“I do not eat cats and dogs,” I told my class after the presidential debate last September. A couple of students giggled. The rest of them remained silent. They knew I wasn’t joking. While I wasn’t born in Haiti, I can identify with other American immigrants who face hateful rhetoric and harassment, day after day. This happens especially when we have a noticeable accent or do not speak English fluently. We are oftentimes tempted to trade off certain parts of our identity to thrive. We even anglicize our names.

I still remember how, when I checked in for a mission conference, the registration staff mistakenly assumed I was male, based solely on my name. For lodging, they had even assigned me to a room with other male participants. As they worked to reassign me to another room, there was no explanation or apology. The staff’s puzzled, jawdropped expressions made clear their surprise at discovering I was a woman.

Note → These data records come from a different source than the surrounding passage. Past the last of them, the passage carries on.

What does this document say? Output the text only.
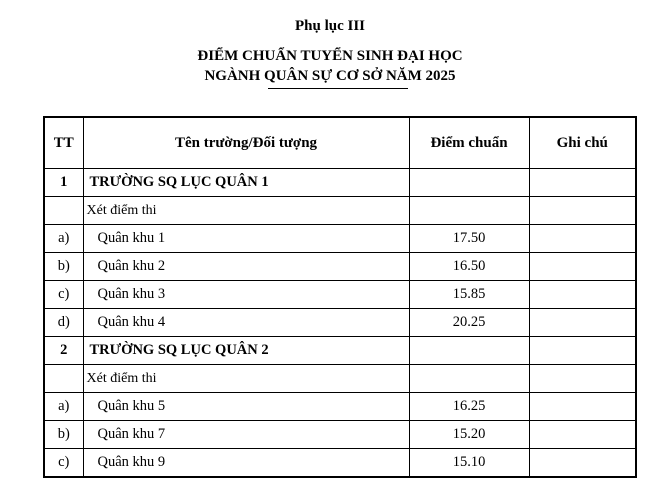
Phụ lục III
ĐIỂM CHUẨN TUYỂN SINH ĐẠI HỌC
NGÀNH QUÂN SỰ CƠ SỞ NĂM 2025
TT	Tên trường/Đối tượng	Điểm chuẩn	Ghi chú
1	TRƯỜNG SQ LỤC QUÂN 1		
	Xét điểm thi		
a)	Quân khu 1	17.50	
b)	Quân khu 2	16.50	
c)	Quân khu 3	15.85	
d)	Quân khu 4	20.25	
2	TRƯỜNG SQ LỤC QUÂN 2		
	Xét điểm thi		
a)	Quân khu 5	16.25	
b)	Quân khu 7	15.20	
c)	Quân khu 9	15.10	
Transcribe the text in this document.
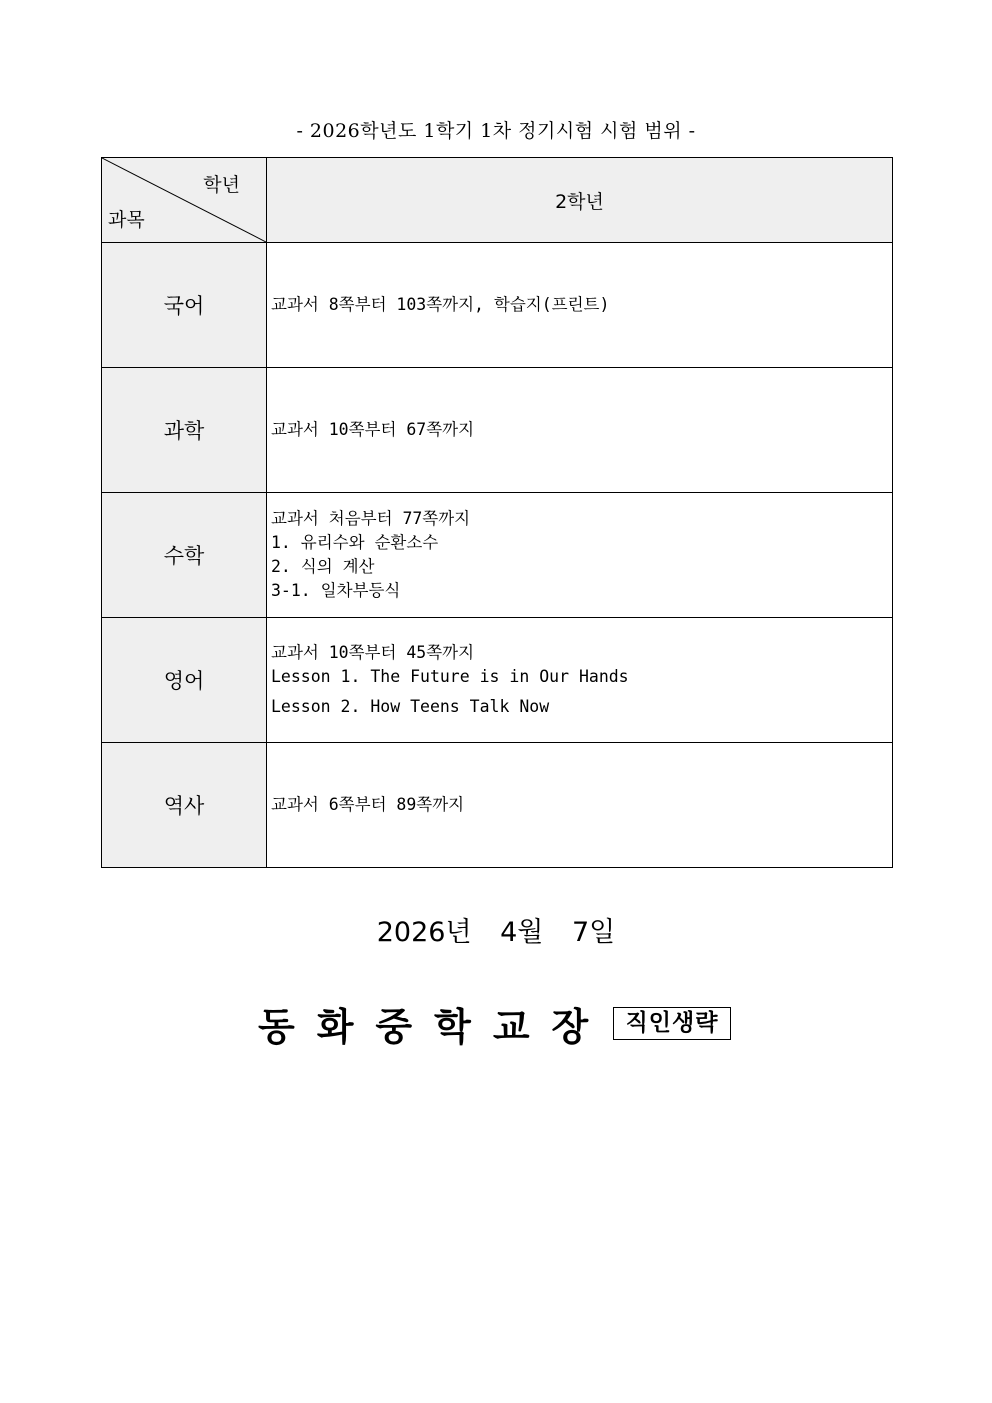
- 2026학년도 1학기 1차 정기시험 시험 범위 -
학년
과목	2학년
국어	교과서 8쪽부터 103쪽까지, 학습지(프린트)

과학	교과서 10쪽부터 67쪽까지

수학	교과서 처음부터 77쪽까지
1. 유리수와 순환소수
2. 식의 계산
3-1. 일차부등식

영어	교과서 10쪽부터 45쪽까지
Lesson 1. The Future is in Our Hands
Lesson 2. How Teens Talk Now

역사	교과서 6쪽부터 89쪽까지
2026년 4월 7일
동화중학교장 직인생략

Born and raised in Hong Kong, I benefited from policies that prioritize the majority population. Oftentimes, however, these policies result in discriminatory outcomes for minority groups such as immigrants and migrant workers. These communities of people are the backbone of Hong Kong’s economy, yet their basic rights remain unprotected.

I joined the faculty of Wartburg Theological Seminary in 2020. This call came in the middle of massive suffering where millions of people lost their jobs, and many were grieving the loss of loved ones due to the COVID-19 pandemic. Coinciding with these tragic events was a dramatic rise in anti-Asian hate incidents across the country.

I am called to work with seminary students and faculty so that together, we can help humanity to embrace the vision of God’s beloved community through life-giving relationships with one another. As we pray the Lord’s Prayer and ask God to “Give us this day…,” as we enjoy this day as a gift from God, let us also remember immigrants who are fighting for their survival and dignity. Let us resist political words that would render them an It, and instead see Christ, who tells us to welcome the stranger (Matthew 25:31-46).

We are called to take seriously our vocation of caring for our neighbors, affirming that they are just as human as we are. This call further inspires us to cultivate new ways of seeing. There is no them. There is only us. All of us. Walls built to separate us from them do not hold; we are united in our shared identity as beloved children of God.

Just as we ask God to “give us this day our daily bread,” we also receive blessed assurance that God embraces, and calls us to also embrace, the excluded and rejected as one in Christ Jesus.

Man-Hei Yip is assistant professor of Systematic Theology at Wartburg Theological Seminary in Dubuque, Iowa. Using a postcolonial perspective, she has written extensively about issues of religion, language, immigration and diaspora.